# Homework 5: Boosting and PCA


This assignment is due on Moodle by **11:59pm on Friday November 22**. 
Your solutions to theoretical questions should be done in Markdown/MathJax directly below the associated question.
Your solutions to computational questions should include any specified Python code and results 
as well as written commentary on your conclusions.
Remember that you are encouraged to discuss the problems with your instructors and classmates, 
but **you must write all code and solutions on your own**. For a refresher on the course **Collaboration Policy** click [here](https://github.com/BoulderDS/CSCI5622-Machine-Learning/blob/master/info/syllabus.md#collaboration-policy).

**NOTES**: 

- Do **NOT** load or use any Python packages that are not available in Anaconda (Version: 2019.07) with Python 3.7. 
- Some problems with code may be autograded.  If we provide a function API **do not** change it.  If we do not provide a function API then you're free to structure your code however you like. 
- Submit only this Jupyter notebook to Moodle.  Do not compress it using tar, rar, zip, etc.
- **Unzip the files in data folder**


Name: Andrew Gerlach ange6809

In [None]:
import math
import pickle
import gzip
import numpy as np
import pandas
import matplotlib.pylab as plt
%matplotlib inline

[40 points] Problem 1 - Principal Component Analysis
---

In this problem you'll be implementing Dimensionality reduction using Principal Component Analysis technique. 

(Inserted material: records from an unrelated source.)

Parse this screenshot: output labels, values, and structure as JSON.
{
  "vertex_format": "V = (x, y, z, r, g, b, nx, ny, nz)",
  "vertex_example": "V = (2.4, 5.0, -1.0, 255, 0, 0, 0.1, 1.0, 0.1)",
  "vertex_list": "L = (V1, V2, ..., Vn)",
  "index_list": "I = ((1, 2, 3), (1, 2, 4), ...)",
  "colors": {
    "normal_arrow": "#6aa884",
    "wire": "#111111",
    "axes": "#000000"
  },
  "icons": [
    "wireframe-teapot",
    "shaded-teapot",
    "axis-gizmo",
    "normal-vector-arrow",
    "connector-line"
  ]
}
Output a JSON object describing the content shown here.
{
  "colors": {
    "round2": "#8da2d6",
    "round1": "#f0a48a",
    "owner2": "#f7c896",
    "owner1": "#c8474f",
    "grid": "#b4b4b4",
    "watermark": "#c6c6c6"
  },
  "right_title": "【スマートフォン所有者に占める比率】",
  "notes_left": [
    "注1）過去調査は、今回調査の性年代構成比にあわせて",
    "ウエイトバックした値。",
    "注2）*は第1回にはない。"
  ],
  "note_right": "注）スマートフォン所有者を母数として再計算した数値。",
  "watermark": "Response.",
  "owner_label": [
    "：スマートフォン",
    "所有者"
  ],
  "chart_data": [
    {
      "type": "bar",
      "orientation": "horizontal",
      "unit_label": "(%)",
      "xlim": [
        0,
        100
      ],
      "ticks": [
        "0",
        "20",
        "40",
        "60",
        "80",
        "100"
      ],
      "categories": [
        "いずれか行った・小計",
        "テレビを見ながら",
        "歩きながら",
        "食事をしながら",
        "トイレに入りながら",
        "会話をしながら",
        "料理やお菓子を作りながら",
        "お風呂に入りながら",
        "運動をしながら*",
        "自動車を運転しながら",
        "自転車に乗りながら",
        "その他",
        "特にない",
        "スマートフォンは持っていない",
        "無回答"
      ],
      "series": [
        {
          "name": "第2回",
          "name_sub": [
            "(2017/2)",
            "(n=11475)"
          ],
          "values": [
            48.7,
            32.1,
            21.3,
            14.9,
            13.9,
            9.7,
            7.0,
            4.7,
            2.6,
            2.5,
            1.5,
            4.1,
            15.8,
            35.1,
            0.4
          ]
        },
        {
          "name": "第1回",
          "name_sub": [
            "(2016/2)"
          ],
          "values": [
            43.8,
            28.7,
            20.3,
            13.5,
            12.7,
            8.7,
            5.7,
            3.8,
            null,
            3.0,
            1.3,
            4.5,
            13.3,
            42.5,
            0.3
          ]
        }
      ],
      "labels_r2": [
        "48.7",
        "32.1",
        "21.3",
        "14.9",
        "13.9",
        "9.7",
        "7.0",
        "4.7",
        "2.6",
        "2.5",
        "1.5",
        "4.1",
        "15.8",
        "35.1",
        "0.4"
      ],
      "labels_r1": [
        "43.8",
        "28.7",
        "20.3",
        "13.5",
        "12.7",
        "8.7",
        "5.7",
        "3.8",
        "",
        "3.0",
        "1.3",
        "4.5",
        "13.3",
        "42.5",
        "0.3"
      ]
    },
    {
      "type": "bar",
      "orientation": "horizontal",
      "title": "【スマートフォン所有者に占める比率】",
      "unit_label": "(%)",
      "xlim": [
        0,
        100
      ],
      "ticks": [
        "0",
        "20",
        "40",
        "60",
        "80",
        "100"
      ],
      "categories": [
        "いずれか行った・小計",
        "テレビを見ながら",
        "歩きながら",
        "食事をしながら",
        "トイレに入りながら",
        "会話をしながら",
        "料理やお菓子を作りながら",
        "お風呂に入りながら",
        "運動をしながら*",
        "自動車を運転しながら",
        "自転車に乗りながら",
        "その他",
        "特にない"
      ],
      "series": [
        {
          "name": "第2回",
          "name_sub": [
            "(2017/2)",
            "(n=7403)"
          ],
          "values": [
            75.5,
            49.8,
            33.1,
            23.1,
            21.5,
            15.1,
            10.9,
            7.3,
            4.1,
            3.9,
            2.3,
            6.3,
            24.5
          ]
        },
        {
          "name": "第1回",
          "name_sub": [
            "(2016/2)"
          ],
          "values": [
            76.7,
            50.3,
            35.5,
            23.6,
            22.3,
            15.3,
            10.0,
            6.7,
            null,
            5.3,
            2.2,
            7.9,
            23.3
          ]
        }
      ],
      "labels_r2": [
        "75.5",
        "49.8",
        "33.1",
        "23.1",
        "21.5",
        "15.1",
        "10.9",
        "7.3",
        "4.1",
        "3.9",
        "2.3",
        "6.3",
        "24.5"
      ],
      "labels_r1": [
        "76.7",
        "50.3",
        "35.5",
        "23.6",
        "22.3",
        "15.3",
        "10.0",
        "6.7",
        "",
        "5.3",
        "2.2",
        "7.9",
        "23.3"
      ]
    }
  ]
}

The gist of PCA Algorithm to compute principal components is follows:
- Calculate the covariance matrix X of data points.
- Calculate eigenvectors and corresponding eigenvalues.
- Sort the eigenvectors according to their eigenvalues in decreasing order.
- Choose first k eigenvectors which satisfies target explained variance.
- Transform the original n dimensional data points into k dimensions.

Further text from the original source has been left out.